Gegenstand des Seminars: Kaum eine andere Schrift Immanuel Kants hat so einen nachhaltigen Einfluss auf die politische Theorie und Ideengeschichte ausgeübt wie das in erster Auflage 1795 (2. Aufl. 1796) erschienene Werk „Zum ewigen Frieden“. Kant entwickelt einen neuen theoretischen Ansatz, in dem er den Begriff des Friedens nicht mehr wie bisher bloß als die Abwesenheit von Krieg zwischen den Staaten definiert, sondern als Ergebnis eines eigenen politischen Prozesses sieht, gegründet auf Vernunft und Gerechtigkeit, eingebunden in ein von allen an der Friedensstiftung beteiligten ‚Republiken‘ anerkannten Rechtssystem. Außer der Untersuchung der Schrift und ihren Vorbildern geht es auch um die Frage nach dem Einfluß, den Kants Friedensphilosophie etwa auf den Völkerbund und die Charta der Vereinten Nationen ausgeübt hat. Und schließlich soll der in der heutigen politischen Philosophie heftig diskutierten Frage nachgegangen werden, inwiefern die Kants Friedensidee für die Entwicklung der zwischenstaatlichen Beziehungen im Rahmen der wachsenden Globalisierung noch als mögliches Vorbild in Anspruch genommen werden kann.

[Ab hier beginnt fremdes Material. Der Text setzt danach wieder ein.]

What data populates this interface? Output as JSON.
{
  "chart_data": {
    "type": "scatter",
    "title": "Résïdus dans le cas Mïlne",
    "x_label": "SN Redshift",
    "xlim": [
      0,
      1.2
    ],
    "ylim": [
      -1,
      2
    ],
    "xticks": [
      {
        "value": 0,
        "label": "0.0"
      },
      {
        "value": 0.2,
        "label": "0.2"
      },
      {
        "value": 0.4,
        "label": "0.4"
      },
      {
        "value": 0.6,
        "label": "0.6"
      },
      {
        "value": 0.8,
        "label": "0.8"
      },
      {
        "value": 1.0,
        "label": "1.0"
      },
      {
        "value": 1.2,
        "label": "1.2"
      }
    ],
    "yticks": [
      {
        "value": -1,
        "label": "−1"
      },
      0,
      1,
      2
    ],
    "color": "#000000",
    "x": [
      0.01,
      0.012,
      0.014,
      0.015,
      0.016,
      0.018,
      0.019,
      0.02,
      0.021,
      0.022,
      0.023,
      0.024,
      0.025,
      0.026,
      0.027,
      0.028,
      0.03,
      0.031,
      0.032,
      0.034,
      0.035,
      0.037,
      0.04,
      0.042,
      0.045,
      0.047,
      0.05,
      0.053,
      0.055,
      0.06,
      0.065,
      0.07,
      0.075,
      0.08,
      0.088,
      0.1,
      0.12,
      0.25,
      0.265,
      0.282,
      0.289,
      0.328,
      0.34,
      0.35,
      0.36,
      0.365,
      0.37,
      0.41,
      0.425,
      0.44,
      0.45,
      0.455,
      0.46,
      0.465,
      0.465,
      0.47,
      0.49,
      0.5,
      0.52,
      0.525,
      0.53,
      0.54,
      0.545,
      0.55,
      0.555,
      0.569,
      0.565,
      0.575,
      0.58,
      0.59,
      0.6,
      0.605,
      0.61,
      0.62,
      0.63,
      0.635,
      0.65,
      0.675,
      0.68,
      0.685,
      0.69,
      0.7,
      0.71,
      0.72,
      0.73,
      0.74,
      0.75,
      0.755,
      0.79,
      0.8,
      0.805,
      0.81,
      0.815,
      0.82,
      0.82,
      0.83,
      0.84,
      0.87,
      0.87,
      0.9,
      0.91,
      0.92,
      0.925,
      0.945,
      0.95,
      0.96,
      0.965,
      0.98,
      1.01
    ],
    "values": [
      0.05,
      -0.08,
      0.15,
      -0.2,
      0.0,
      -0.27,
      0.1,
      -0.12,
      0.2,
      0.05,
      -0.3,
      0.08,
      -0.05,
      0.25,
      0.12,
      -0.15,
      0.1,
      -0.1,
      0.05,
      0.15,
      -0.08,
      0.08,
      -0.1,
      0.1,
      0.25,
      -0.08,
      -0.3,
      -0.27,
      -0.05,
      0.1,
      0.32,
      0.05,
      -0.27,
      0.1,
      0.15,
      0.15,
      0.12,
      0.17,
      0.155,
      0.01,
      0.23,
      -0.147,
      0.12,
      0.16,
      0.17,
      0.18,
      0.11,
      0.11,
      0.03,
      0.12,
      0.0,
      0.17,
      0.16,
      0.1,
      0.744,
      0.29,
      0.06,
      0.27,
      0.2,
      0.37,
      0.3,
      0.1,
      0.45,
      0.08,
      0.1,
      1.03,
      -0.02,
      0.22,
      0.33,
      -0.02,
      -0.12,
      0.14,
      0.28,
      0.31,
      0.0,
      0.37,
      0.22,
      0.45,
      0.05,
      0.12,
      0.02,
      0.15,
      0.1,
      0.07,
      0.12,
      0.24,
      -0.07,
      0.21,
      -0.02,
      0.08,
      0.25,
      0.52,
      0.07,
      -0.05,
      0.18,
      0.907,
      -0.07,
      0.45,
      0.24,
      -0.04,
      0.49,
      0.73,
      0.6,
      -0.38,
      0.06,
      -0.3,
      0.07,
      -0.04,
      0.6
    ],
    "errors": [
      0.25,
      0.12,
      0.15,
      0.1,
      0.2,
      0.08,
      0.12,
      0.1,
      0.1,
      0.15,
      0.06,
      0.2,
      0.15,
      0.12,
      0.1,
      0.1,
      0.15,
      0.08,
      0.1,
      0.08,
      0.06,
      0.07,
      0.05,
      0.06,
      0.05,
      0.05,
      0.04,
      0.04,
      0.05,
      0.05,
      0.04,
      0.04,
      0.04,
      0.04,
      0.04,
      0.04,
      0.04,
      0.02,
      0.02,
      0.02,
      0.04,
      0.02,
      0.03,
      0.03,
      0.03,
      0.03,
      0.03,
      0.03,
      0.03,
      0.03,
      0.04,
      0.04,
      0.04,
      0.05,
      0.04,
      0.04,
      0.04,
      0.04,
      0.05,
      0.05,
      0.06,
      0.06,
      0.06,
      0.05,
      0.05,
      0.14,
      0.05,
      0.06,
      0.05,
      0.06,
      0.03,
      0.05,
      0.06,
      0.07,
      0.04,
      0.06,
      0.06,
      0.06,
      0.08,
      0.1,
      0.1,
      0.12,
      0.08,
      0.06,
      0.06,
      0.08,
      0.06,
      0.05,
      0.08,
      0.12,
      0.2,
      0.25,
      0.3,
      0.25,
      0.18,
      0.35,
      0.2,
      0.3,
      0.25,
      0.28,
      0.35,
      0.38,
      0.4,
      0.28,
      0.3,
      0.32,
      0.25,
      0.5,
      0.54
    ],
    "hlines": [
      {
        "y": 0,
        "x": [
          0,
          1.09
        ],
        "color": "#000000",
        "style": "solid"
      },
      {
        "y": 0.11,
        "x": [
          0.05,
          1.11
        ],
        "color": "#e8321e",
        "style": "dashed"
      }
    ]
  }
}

Literatur: I. Kant, Zum ewigen Frieden: ein philosophischer Entwurf, 1795. Weitere Literatur wird zu Beginn der Veranstaltung bekannt gegeben.

Teilnahmevoraussetzungen: Das Seminar richtet sich vor allem an fortgeschrittene Studierende. Die Kenntnis von Kants Schrift „Zum ewigen Frieden“ wird vorausgesetzt.

Leistungsnachweis: Referat, Essay, Hausarbeit.

 

II. Vorlesung Bachelor: Die Zeit der Großen Völkerwanderung - Krise und Ende der römischen Zivilisation

Bachelor, Kulturgeschichte-Einführung, 6 ECTS

Dozent: Prof. Dr. A. Graeber

Zeit: Montag 11 - 13 Uhr

Ort: tba

Veranstaltungsbeginn: 09.10.2017

Gegenstand der Vorlesung: In der Spätantike lassen sich zum ersten Mal historisch faßbare Migrationen und Bevölkerungsverschiebungen auf dem europäischen Kontinent beobachten, die in letzter Konsequenz zu einer nachhaltigen Veränderung der politischen Karte Europas führten. Einerseits trugen Alamannen, Vandalen, Goten und Franken entscheidend zur Auflösung des römischen Imperiums bei. Andererseits schufen sie die Grundlagen für die Neubildung der frühmittelalterlichen Ordnung. Für die Zeit zwischen dem 4. und 6./7. Jahrhundert sollen die Ursachen, der Verlauf sowie die politischen und kulturellen Folgen dieser Migrationen näher dargestellt werden.

Literatur: W. Dahlheim, Die Antike, 2001; W. Pohl, Die Völkerwanderung, Stuttgart, Berlin, Köln 2002; G. Scheibelreiter, Die barbarische Gesellschaft. Mentalitätsgeschichte einer europäischen Achsenzeit, 5. – 8. Jahrhundert, Darmstadt 1999; J. Martin, Spätantike und Völkerwanderung, München 1995. Weitere Literatur wird während der Vorlesung bekannt gegeben.

Teilnahmevoraussetzungen: Grundkenntnisse der römischen Geschichte.

Leistungsnachweis: Am Ende der Vorlesung wird ein Abschlußtest angeboten.

Hinweis zur Abgabe von Arbeiten: Hausarbeiten, die nicht fristgerecht eingereicht werden, können grundsätzlich nicht mehr für die Benotung berücksichtigt werden. Sie können Ihre Hausarbeiten per Post senden oder sie in ausgedruckter Form im Sekretariat oder in der Poststelle abgeben.